Can anyone shed some light? Any help is appreciated, Thank you
I believe that you want to prove that the theory of groups in which every element has finite order is not axiomatizable.
Assume that such $T$ exists. Consider new language $L'=L\cup\{c\}$, and a theory $T'=T\cup T_{grp}\cup\{c^n\neq e\mid n\geq 1\}$. Note that $T'$ doesn't have model, since its model $M$ would be a model of $T\cup T_{grp}$, hence every element of $M$ is of finite order, and $T'$ says that $c^M$ is of infinite order.
By compactness, some finite subset $T_0'\subseteq T'$ doesn't have model, hence $T_0=T\cup T_{grp}\cup T_0'$ doesn't have model.
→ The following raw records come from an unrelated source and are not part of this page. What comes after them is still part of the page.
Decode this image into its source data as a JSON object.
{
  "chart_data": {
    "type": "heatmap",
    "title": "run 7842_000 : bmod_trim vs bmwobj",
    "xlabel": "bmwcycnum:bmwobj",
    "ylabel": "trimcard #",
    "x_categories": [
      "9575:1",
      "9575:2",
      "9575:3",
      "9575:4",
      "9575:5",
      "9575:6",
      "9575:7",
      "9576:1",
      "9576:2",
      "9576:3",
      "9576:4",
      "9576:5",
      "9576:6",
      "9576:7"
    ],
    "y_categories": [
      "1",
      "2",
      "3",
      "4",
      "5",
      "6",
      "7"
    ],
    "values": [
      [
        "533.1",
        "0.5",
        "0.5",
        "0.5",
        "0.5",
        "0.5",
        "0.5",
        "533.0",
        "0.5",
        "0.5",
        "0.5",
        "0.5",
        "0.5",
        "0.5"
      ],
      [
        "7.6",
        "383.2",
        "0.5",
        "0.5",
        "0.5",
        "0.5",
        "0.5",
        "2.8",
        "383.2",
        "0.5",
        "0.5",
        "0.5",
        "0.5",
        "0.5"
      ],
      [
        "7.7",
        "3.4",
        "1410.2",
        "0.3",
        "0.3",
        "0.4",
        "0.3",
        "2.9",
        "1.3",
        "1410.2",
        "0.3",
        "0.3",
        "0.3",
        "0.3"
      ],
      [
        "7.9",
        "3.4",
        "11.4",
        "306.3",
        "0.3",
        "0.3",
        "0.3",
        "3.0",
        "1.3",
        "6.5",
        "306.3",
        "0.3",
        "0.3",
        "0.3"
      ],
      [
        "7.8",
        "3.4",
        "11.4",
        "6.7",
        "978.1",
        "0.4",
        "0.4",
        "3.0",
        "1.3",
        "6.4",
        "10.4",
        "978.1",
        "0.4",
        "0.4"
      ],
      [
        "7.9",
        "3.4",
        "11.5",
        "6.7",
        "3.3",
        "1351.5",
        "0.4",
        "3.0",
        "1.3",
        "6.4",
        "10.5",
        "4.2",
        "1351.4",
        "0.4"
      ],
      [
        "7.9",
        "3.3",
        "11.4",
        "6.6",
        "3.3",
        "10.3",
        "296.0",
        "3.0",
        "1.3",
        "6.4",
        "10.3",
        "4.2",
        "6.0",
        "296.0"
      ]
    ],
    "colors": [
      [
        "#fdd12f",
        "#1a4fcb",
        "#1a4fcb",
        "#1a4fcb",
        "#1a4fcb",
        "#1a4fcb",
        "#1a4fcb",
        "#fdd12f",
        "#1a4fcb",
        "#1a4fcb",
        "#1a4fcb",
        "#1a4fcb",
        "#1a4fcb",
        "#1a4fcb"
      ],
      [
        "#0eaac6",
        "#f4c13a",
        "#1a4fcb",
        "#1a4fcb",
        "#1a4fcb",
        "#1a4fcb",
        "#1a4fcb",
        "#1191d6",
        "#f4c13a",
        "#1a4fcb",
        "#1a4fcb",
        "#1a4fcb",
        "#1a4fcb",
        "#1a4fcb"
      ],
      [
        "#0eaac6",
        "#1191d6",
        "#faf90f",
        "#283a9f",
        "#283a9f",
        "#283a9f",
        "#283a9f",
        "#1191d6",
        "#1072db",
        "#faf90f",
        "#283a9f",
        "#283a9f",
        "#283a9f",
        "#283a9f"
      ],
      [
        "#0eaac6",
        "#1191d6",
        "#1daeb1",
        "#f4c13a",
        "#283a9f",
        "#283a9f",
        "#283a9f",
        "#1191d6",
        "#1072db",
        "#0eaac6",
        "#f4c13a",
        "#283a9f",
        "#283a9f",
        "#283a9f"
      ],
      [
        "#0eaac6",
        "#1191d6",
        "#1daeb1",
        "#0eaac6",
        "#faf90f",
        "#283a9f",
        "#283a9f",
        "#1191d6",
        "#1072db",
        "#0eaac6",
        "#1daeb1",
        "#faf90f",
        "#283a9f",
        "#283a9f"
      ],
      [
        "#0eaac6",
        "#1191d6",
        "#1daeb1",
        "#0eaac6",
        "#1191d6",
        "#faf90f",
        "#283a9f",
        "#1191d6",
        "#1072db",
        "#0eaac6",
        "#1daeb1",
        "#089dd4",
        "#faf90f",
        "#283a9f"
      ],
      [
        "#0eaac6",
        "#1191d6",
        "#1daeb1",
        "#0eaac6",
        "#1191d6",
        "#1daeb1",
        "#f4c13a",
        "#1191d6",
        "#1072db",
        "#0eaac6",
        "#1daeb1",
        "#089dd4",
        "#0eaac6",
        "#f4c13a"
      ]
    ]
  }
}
But $T_0$ contains only finitely many sentences $c^n\neq e$, i.e. there exists $N\geq 1$ such that $c^n\neq 1$ is not in $T_0$, for $n\geq N$. Now, consider group $M=(Z_N,+_N,0,c^M=1)$, where $Z_N=\{0,1,2\ldots,N-1\}$ and $+_N$ is addition modulo $N$. Every element of $M$ is of finite order, hence $M$ is a model for $T\cup T_{grp}$. Also $c^n\neq e$, for $n<N$, are satisfied, since $c^M=1$ is of order $N$. Therefore $M\vDash T_0$, a contradiction.